Il y a cette dimension du jeu, évidemment, mais aussi tout ce qui est derrière. Il y a cette passion de Beth, qui s’y jette à corps perdu parce qu’elle en a besoin, certes, mais aussi parce qu’elle aime ça. Elle le dit elle-même, dans la série : on joue aux échecs pour gagner, oui, mais aussi parce que c’est beau. Sa discipline, son sérieux, son dévouement sans faille sont le signe d’un véritable amour, et sont une ode à la passion que quelqu’un peut éprouver pour un sport, une discipline. D’un autre côté l’arrière-plan politique, dans une Amérique en pleine guerre froide, allié à l’arrière-plan social de l’émancipation féminine, rend un simple jeu d’échec une véritable croisade pour la liberté. Le meilleur exemple à l’appui est le dernier match de Beth contre Borgov : cet ennemi soviétique qui semble indéfectible est une allégorie de l’URSS de l’époque, puissance menaçante aux yeux d’une Amérique aux aguets. La présence de la jeune (anomalie 1), femme (anomalie 2), américaine (anomalie 3), à Moscou pour le plus important tournoi d’échecs du monde est à elle seule une fresque historique et émotionnelle, qui fait prendre tout son sens à divers aspects de la série : le jeu, la vie de Beth, la société, les alliances, la politique. Tout semble converger vers ce moment, cet acte final, pour pouvoir nous faire prendre part, nous aussi, à ce petit morceau d’histoire qui se joue. Et c’est ce qui fait, finalement, la force de cette série axée « seulement » sur les échecs.

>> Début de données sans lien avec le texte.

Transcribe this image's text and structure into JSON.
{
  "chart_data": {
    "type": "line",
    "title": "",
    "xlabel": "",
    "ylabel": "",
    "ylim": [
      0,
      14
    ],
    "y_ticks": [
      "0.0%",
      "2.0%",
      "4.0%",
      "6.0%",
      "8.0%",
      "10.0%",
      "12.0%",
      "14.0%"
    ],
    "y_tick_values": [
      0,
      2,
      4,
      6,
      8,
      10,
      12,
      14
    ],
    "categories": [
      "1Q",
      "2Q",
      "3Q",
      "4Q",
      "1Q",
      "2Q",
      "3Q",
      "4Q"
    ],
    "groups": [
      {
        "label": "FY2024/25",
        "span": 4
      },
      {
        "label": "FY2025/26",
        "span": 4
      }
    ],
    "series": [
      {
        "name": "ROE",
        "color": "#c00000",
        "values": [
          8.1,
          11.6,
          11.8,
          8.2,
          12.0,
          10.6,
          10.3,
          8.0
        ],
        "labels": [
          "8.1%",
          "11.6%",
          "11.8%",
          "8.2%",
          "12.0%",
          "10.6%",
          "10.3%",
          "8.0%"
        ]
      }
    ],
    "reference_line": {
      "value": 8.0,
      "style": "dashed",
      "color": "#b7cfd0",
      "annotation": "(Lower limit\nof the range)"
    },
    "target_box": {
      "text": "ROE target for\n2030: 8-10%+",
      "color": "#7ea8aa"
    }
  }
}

Malgré son statut de mini-série, il y a tant de choses à dire sur The Queen’s Gambit. S’il fallait cependant à tout prix la résumer en quelques mots, on évoquerait probablement les yeux tranchants de Beth Harmon. La vision hantée des pièces d’échecs se déplaçant, fantômes silencieux, au plafond pendant la nuit. La pression constante sur les épaules d’une jeune fille seule dans un monde qui n’était pas prêt à la recevoir. Une euphorie constante, presqu’une fierté, à chaque mat qu’elle assène sur l’échiquier.